Ten workers recently laid off from Treasure Island Foods have taken legal action against the company in a lawsuit their attorneys hope will be granted class-action status.
The lawsuit, filed Thursday in federal court in Chicago, alleges the company violated the state and federal Worker Adjustment and Retraining Notification acts for not giving workers at its seven Chicago-area locations 60-day notice before laying them off and closing shop.
Workers also allege Treasure Island violated the Illinois Wage Payment and Collection Act for failing to pay employees for accrued but unused paid time off.
The former workers who filed the lawsuit are Mark Gossett, Sandra Roman, Telia Wilson, Timikii Coburn, Antonia Morales, Antonio Munoz, Jesse Lofton, David Leon, Kevin Jackson and Lorenzo Escamilla Jr.
The workers’ attorneys, Karen Engelhardt and Alejandro Caffarelli, estimate the allegations levied against Treasure Island in the suit apply to some 400 former Treasure Island employees and are seeking class-action status.
Named defendants are three corporate entities that operated Treasure Island stores as well as chief executive Maria Kamberos and president Christ Kamberos.
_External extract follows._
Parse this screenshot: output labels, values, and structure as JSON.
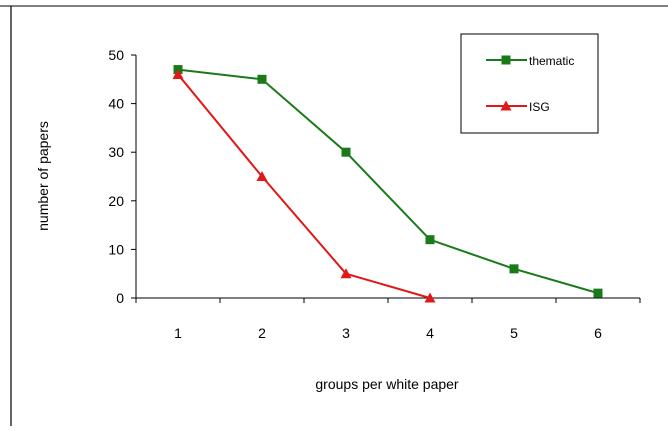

Patrick Cavanaugh, a partner in High Ridge Partners, the liquidation firm now managing the company’s assets, was also named in the suit.
Arthur Stamas, attorney for the Kamberos family, could not be reached for comment. Treasure Island vice president Bob Zenawick could also not be reached.
Thursday’s lawsuit is the third filed against Treasure Island since it abruptly told its employees on Sept. 26 it would be closing all of its stores within three weeks.
Anthony Marano Co., a produce wholesaler, sued Treasure Island on Oct. 2 , saying it hasn’t been paid for more than $453,000 worth of produce.
Three days later, the United Food and Commercial Workers International Union’s Local 1546 sued the grocery chain for allegedly firing 28 of its members without proper notice and or pay for accrued vacation days.
On Wednesday, Ald. Leslie Hairston (5th) held a meeting at the Catholic Theological Union to address concerns over the closing of the Treasure Island store in Hyde Park.
Hairston told the crowd of three dozen community members and former Treasure Island workers she believed the company’s actions were “disrespectful” and “hurtful.”
Also in attendance were representatives of the University of Chicago, which owns the building on E. 55th Street where Treasure Island operated one of its stores. They said they were “blindsided” by the company’s decision to pack up and leave.
“Their decision to leave was in violation of the lease,” Angie Marks, associate vice president of real estate operations for the university, said.